All of my life, I have been told consciously or unconsciously that leaders are experts who “know what they are doing.” Leaders act and they act expertly. Leaders have game plans, programs, agendas, a “vision”. Whether you are running a government or interviewing for an associate pastor position you are expected to know what to do and especially to have a Master Plan of Action. And this is all represented in the “To-Do List”. Now, to be clear, I have no problems with a To Do List. The probably is not Doing, but what we do. And our biggest problem is that we start doing before we do any deep reflecting. We do what we do best before we even really know what we should do (or if anything we do will make any difference at all.)
In this series of posts, I want to offer a different kind of “To-Do List”: A To-Do List for a leader who faces an uncertain future and a changing world. A To-Do List for those who are leading organizations or communities into uncharted territory. It is based on the concept of “praxis” (or “reflective action”) and begins with the notion that if we really knew what needed to be done (understood as “technical” competence), it would already be done. But leadership in the face of a changing world, uncharted territory or an uncertain future requires a different kind of “To-Do List” that is not based in being an expert but being a learner.
Eric Hoffer wrote: "In times of great change, learners inherit the earth, while the learned find themselves beautifully equipped for a world that no longer exists."
This To Do List is a Learners List. It is a list for leaders who know that there are no simple solutions. It is a list for leaders who well understand that if the problems facing them could be fixed with a program, it already would have been fixed. So here is the first item on the “To Do List” leadership in a changing world.
#1: Say clearly, confidently and boldly: “I don’t know.”

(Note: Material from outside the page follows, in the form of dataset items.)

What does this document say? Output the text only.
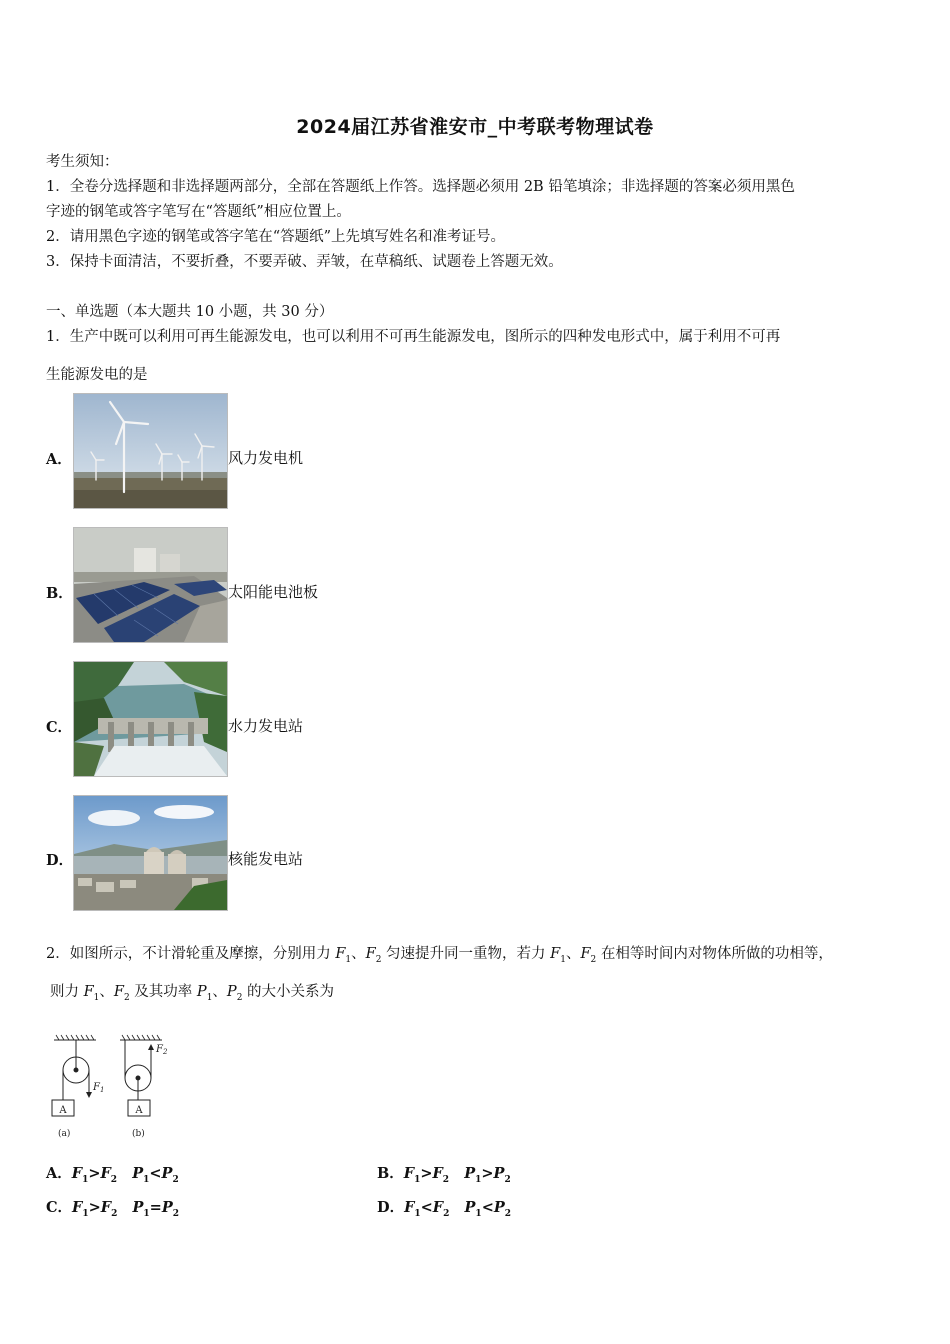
2024届江苏省淮安市_中考联考物理试卷
考生须知：
1．全卷分选择题和非选择题两部分，全部在答题纸上作答。选择题必须用 2B 铅笔填涂；非选择题的答案必须用黑色
字迹的钢笔或答字笔写在“答题纸”相应位置上。
2．请用黑色字迹的钢笔或答字笔在“答题纸”上先填写姓名和准考证号。
3．保持卡面清洁，不要折叠，不要弄破、弄皱，在草稿纸、试题卷上答题无效。
一、单选题（本大题共 10 小题，共 30 分）
1．生产中既可以利用可再生能源发电，也可以利用不可再生能源发电，图所示的四种发电形式中，属于利用不可再
生能源发电的是
A．	风力发电机
B．	太阳能电池板
C．	水力发电站
D．	核能发电站
2．如图所示，不计滑轮重及摩擦，分别用力 $F_1$、$F_2$ 匀速提升同一重物，若力 $F_1$、$F_2$ 在相等时间内对物体所做的功相等，
则力 $F_1$、$F_2$ 及其功率 $P_1$、$P_2$ 的大小关系为
A	A
$F_1$
$F_2$
(a)	(b)
A．$F_1>F_2$ $P_1<P_2$	B．$F_1>F_2$ $P_1>P_2$
C．$F_1>F_2$ $P_1=P_2$	D．$F_1<F_2$ $P_1<P_2$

Future Leaders need to be “adaptive persons” who take on "adaptive challenges." To do so means that they must have the courage to look at the brutal facts of the challenge in front of them and when asked what they are going to do, boldly declare the blunt truth: “I don’t know.”
Saying, “I don’t know” takes confidence and courage. It takes honesty and humility. It requires that people trust you and that you trust the people that you are working with. It is a really hard first thing “To Do” (indeed, most leaders NEVER do it), but it is absolutely necessary if you are going to lead into an uncertain future, uncharted territory and a changing world. Because when you say those words out loud and when they are truly believed by those who you lead, two things happen:
1) The challenge ahead is seen with clear-eyed sobriety for what it REALLY is.
2) YOU, as the Leader, are then seen with clear-eyed sobriety for who you REALLY are.